Referring to Fig. 1, the composite filter material 1 of the present invention includes a support formed by a base fabric 2 of warp and weft type, especially in which a nanofiber 4 is deposited on the surface of a monofilament cloth by an electrospinning method. The monofilament 3 suitable for the present invention is made of polyester, polyamide, polypropylene, polyether sulphide, polyimide, polyamideimide, polyphenylene sulfide, polyether ether ketone, polyvinylidene fluoride, Made of polytetrafluoroethylene and aramid, the mesh range of the base fabric 2 is between 2500 microns and 5 microns.

The base fabric used in the preparation of the composite filter material of the present invention is selected from a variety of synthetic monofilament fabrics, which are different in chemical properties from the monofilament used for weaving, such as polyester, polyamide, polypropylene, polyether stubble, Polyimide, polyamideimide, polyphenylene sulfide, polyether ether ketone, polyvinylidene fluoride, polytetrafluoroethylene, aramid. The textile structure suitable for the present invention is a woven fabric with 4-300 weaving threads/cm, the diameter of the weaving threads is 10-500 microns, the weaving weight is 15-300 g/m2, and the thickness is 18-1000 microns. For finishing and further surface treatment, in addition to metallization, water-washed and heat-set "white" fabrics, colored fabrics, plasma-treated fabrics, hydrophobic, hydrophilic, antibacterial, antistatic fabrics and the like can also be used. . The first choice of the present invention is a polyester monofilament cloth with 48 weaves/cm and a diameter of 55 microns. The mesh of the base fabric is 153 microns.

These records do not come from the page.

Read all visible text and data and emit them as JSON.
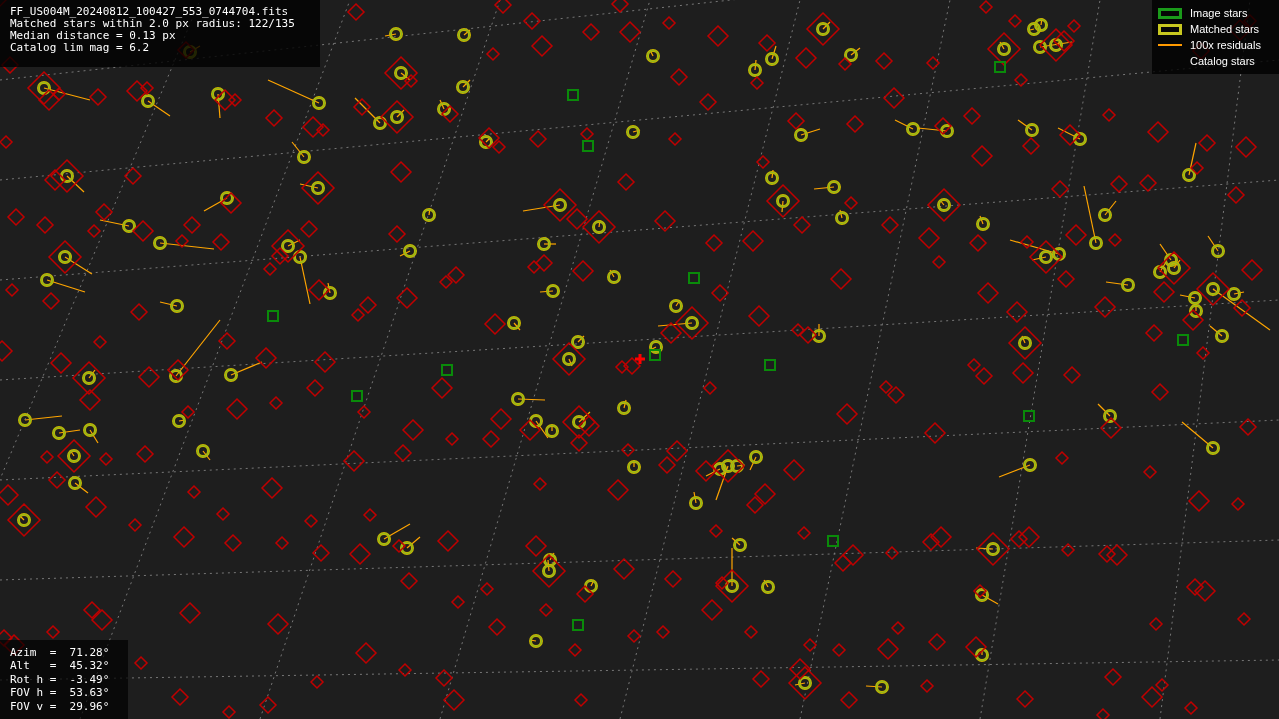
{
  "file_info": [
    "FF_US004M_20240812_100427_553_0744704.fits",
    "Matched stars within 2.0 px radius: 122/135",
    "Median distance = 0.13 px",
    "Catalog lim mag = 6.2"
  ],
  "legend": [
    {
      "kind": "image",
      "label": "Image stars"
    },
    {
      "kind": "matched",
      "label": "Matched stars"
    },
    {
      "kind": "residual",
      "label": "100x residuals"
    },
    {
      "kind": "catalog",
      "label": "Catalog stars"
    }
  ],
  "pointing": [
    "Azim  =  71.28°",
    "Alt   =  45.32°",
    "Rot h =  -3.49°",
    "FOV h =  53.63°",
    "FOV v =  29.96°"
  ]
}
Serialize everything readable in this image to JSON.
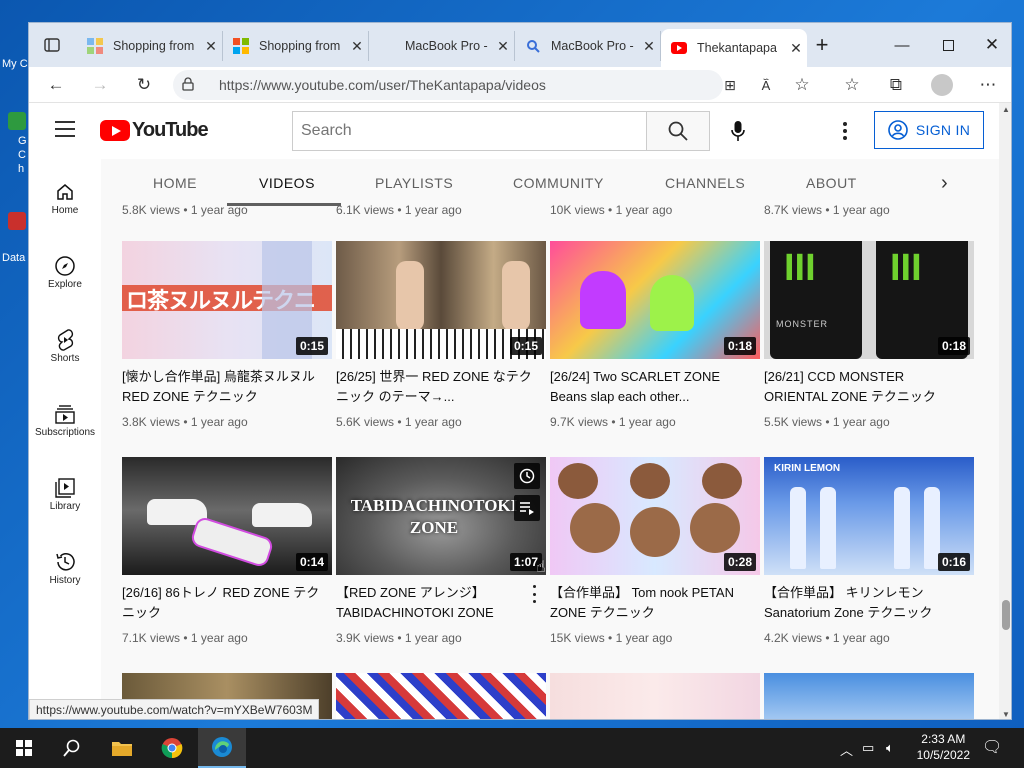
{
  "desktop": {
    "icons": [
      {
        "label": "My C"
      },
      {
        "label": "G Ch"
      },
      {
        "label": "Data"
      }
    ]
  },
  "browser": {
    "tabs": [
      {
        "title": "Shopping from",
        "icon": "shopping-favicon",
        "active": false
      },
      {
        "title": "Shopping from",
        "icon": "microsoft-favicon",
        "active": false
      },
      {
        "title": "MacBook Pro -",
        "icon": "apple-favicon",
        "active": false
      },
      {
        "title": "MacBook Pro -",
        "icon": "search-favicon",
        "active": false
      },
      {
        "title": "Thekantapapa",
        "icon": "youtube-favicon",
        "active": true
      }
    ],
    "url": "https://www.youtube.com/user/TheKantapapa/videos",
    "status_url": "https://www.youtube.com/watch?v=mYXBeW7603M"
  },
  "youtube": {
    "logo_text": "YouTube",
    "search_placeholder": "Search",
    "signin_label": "SIGN IN",
    "sidebar": [
      {
        "label": "Home",
        "icon": "home-icon"
      },
      {
        "label": "Explore",
        "icon": "compass-icon"
      },
      {
        "label": "Shorts",
        "icon": "shorts-icon"
      },
      {
        "label": "Subscriptions",
        "icon": "subscriptions-icon"
      },
      {
        "label": "Library",
        "icon": "library-icon"
      },
      {
        "label": "History",
        "icon": "history-icon"
      }
    ],
    "channel_tabs": [
      "HOME",
      "VIDEOS",
      "PLAYLISTS",
      "COMMUNITY",
      "CHANNELS",
      "ABOUT"
    ],
    "active_tab": "VIDEOS",
    "prev_row_meta": [
      {
        "views": "5.8K views",
        "age": "1 year ago"
      },
      {
        "views": "6.1K views",
        "age": "1 year ago"
      },
      {
        "views": "10K views",
        "age": "1 year ago"
      },
      {
        "views": "8.7K views",
        "age": "1 year ago"
      }
    ],
    "rows": [
      [
        {
          "title": "[懐かし合作単品] 烏龍茶ヌルヌル RED ZONE テクニック",
          "duration": "0:15",
          "views": "3.8K views",
          "age": "1 year ago",
          "thumb_text": "ロ茶ヌルヌルテクニ"
        },
        {
          "title": "[26/25] 世界一 RED ZONE なテクニック のテーマ→...",
          "duration": "0:15",
          "views": "5.6K views",
          "age": "1 year ago",
          "thumb_text": ""
        },
        {
          "title": "[26/24] Two SCARLET ZONE Beans slap each other...",
          "duration": "0:18",
          "views": "9.7K views",
          "age": "1 year ago",
          "thumb_text": ""
        },
        {
          "title": "[26/21] CCD MONSTER ORIENTAL ZONE テクニック",
          "duration": "0:18",
          "views": "5.5K views",
          "age": "1 year ago",
          "thumb_text": "MONSTER"
        }
      ],
      [
        {
          "title": "[26/16] 86トレノ RED ZONE テクニック",
          "duration": "0:14",
          "views": "7.1K views",
          "age": "1 year ago",
          "thumb_text": ""
        },
        {
          "title": "【RED ZONE アレンジ】TABIDACHINOTOKI ZONE",
          "duration": "1:07",
          "views": "3.9K views",
          "age": "1 year ago",
          "thumb_text": "TABIDACHINOTOKI ZONE"
        },
        {
          "title": "【合作単品】 Tom nook PETAN ZONE テクニック",
          "duration": "0:28",
          "views": "15K views",
          "age": "1 year ago",
          "thumb_text": ""
        },
        {
          "title": "【合作単品】 キリンレモン Sanatorium Zone テクニック",
          "duration": "0:16",
          "views": "4.2K views",
          "age": "1 year ago",
          "thumb_text": "KIRIN LEMON"
        }
      ]
    ]
  },
  "taskbar": {
    "time": "2:33 AM",
    "date": "10/5/2022"
  },
  "colors": {
    "youtube_red": "#ff0000",
    "signin_blue": "#065fd4",
    "taskbar": "#1c1c1c"
  }
}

The nanofiber 4 suitable for the present invention contains polyester, polyurethane, polyamide, polyimide, polypropylene, polysulfide, polyether sulfide, polyamideimide, polyphenylene sulfide, polyether ether ketone, polymeta Difluoroethylene, polytetrafluoroethylene, alginate, polycarbonate, polyvinyl alcohol (PV), polylactic acid (PL), polyacrylonitrile (PAN), polyethylene-vinyl acetate copolymer (PEV), polymethyl Methyl acrylate (PMM), polyethylene oxide (PEO), polyethylene (PE), PVC, PEI, PUR and polystyrene. The nanofiber rice fibers may have a diameter between 50 nanometers and 700 nanometers. A preferred example is a polyvinylidene fluoride (PVDF) nanofiber with a diameter between 75 and 200 nanometers.

As shown in Figure 3, the electrospinning process is used for the formation of the nanofibers 4 and its subsequent deposition on the base fabric 2, including injecting the material used for the formation of the nanofibers 4, and dissolving them in a suitable position. The solvent is spread on an electrode 6 through a nozzle 5. Due to the potential difference between the nozzle 5 and the electrode 6, the nanofibers 4 are formed by the evaporation of the solvent. Due to the electric field and stretching, the polymer deposited on the electrode passes through the nozzle, and the formed nanofibers are stretched and combined. It is then deposited on the base fabric 2.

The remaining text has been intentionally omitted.